When us­ing so­cial me­dia one of the biggest mis­takes a per­son can make is in­sult­ing the oth­er par­tic­i­pant in the con­ver­sa­tion.

?

"Slights trav­el fast in the im­per­fect world of hasti­ly writ­ten words, so the most ba­sic guid­ing prin­ci­ple in so­cial me­dia, as in life, should be re­spect for your fel­low man, and 'nuff re­spect for peo­ple who sup­port you."

SO­CIAL ME­DIA DO'S AND DON'TS

Key point­ers from Karel Mc In­tosh, lead com­mu­ni­ca­tions train­er at Livewired Group

1. Don't make it about you. It's about your au­di­ence. Put peo­ple at the cen­tre of your so­cial me­dia strat­e­gy. Imag­ine who your au­di­ence is. What do they like? What do they care about? This will help you to con­nect with them.

2. Re­mem­ber what you want peo­ple to feel, when they in­ter­act with you.

3. Know why you're us­ing so­cial me­dia. Don't just use it be­cause every­one else is. Have spe­cif­ic and mea­sur­able goals.

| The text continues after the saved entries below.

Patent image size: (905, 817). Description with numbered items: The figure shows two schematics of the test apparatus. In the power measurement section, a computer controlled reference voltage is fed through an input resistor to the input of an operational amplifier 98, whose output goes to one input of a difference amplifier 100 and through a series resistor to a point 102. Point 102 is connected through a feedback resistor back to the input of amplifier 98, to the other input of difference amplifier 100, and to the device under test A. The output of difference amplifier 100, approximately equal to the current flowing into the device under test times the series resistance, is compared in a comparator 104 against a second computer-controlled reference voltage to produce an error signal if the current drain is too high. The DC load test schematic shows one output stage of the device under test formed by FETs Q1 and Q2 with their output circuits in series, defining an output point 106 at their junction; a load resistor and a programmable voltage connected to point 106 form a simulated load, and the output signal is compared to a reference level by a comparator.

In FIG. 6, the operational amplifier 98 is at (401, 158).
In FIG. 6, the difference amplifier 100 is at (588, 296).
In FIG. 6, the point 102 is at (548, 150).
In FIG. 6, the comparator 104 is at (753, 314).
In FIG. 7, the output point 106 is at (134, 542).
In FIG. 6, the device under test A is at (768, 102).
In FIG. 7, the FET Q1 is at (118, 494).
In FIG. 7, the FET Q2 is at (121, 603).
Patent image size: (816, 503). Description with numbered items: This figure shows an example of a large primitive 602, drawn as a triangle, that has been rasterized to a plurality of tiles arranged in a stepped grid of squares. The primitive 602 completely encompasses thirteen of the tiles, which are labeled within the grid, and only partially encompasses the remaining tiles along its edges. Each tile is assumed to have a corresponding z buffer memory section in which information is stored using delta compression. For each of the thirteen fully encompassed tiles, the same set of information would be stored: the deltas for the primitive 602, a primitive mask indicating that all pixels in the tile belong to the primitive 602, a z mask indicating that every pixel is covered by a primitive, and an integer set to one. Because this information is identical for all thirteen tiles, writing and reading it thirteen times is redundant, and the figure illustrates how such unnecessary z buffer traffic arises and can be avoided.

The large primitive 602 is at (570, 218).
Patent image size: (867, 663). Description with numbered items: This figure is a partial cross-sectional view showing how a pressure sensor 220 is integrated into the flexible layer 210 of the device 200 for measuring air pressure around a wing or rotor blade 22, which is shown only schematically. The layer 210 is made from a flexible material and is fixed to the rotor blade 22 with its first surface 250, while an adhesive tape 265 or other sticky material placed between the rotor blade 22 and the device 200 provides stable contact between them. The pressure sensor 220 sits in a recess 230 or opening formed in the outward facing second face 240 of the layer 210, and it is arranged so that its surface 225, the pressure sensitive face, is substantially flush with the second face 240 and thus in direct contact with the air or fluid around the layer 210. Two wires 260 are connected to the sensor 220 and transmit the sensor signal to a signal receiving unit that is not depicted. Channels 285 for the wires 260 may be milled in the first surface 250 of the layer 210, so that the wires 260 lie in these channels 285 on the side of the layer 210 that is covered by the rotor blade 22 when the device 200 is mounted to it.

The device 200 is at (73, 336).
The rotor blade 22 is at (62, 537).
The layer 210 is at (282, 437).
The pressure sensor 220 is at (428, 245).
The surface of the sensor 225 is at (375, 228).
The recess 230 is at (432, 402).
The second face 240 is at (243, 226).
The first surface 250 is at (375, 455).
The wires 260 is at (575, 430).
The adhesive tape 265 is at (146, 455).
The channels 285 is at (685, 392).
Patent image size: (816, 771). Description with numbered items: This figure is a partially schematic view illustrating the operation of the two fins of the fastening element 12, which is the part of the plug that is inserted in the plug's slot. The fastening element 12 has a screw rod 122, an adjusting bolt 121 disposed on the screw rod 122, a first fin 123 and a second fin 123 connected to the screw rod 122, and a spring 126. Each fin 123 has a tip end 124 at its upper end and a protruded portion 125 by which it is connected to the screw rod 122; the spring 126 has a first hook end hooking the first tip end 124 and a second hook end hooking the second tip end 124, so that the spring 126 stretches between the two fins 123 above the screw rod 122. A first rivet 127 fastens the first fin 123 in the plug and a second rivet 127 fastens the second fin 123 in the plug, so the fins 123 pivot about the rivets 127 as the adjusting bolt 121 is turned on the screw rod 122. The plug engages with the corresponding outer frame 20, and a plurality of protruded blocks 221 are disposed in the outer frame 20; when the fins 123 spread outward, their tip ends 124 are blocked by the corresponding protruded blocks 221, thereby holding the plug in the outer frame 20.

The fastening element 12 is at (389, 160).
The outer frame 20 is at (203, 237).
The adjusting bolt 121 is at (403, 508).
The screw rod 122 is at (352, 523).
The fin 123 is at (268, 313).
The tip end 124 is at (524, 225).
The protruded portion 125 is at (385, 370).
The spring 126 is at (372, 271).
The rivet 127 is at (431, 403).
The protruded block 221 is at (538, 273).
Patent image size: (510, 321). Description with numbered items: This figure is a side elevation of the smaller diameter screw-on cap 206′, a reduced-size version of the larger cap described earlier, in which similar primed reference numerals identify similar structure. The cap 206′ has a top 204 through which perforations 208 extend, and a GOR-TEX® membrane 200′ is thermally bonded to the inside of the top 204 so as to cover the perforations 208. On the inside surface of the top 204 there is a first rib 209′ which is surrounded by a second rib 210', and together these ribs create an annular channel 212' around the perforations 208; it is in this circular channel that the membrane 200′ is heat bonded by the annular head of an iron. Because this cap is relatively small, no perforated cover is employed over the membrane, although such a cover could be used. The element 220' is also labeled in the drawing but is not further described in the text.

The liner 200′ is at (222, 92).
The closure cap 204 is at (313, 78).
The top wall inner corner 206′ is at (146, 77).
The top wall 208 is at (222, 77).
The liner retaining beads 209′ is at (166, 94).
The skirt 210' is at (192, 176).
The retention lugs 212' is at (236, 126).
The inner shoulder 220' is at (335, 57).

4. Add val­ue. Be help­ful. Don't just pro­mote your brand. So­cial me­dia isn't sales me­dia. Peo­ple don't like it when you on­ly pro­mote your prod­ucts. If you add val­ue, you have their per­mis­sion to mar­ket your stuff when you re­al­ly need to, and they'll be more re­cep­tive.

5. Build re­la­tion­ships. Don't use peo­ple.

6. Don't be bor­ing. And don't hire a bor­ing so­cial me­dia ad­min­is­tra­tor.

7. Lis­ten, so you can have rich­er and more rel­e­vant dis­cus­sions with peo­ple.

8. Stand out. So many lo­cal brands use the same cor­po­rate voice. Say things dif­fer­ent­ly to how every­one else is say­ing it. Don't im­i­tate oth­er brands. Don't be afraid to stand out. That's one of the ways to make your brand come alive, and to help peo­ple no­tice you.

9. Re­mem­ber that you're com­mu­ni­cat­ing with hu­man be­ings. Be nat­ur­al and re­lat­able. Show some per­son­al­i­ty. Peo­ple con­nect with you when you're per­son­able. Craft a per­son­able voice. Look at how you say things.

10. Be so­cial. Don't be an­ti­so­cial. En­gage your au­di­ence. Start con­ver­sa­tions with them.

11. Give great cus­tomer ser­vice.

12. Re­spond to peo­ple in a time­ly man­ner.

13. Share in­ter­est­ing con­tent. Mix it up. It doesn't have to be all busi­ness. Bal­ance hu­man in­ter­est/light con­tent with se­ri­ous con­tent.

14. Be con­sis­tent with your brand. Have a con­sis­tent voice, but change your tone, de­pend­ing on who you're in­ter­act­ing with.

15. Be gen­uine and trans­par­ent. Re­spect your au­di­ence, and their in­tel­li­gence. They can read be­tween the lines.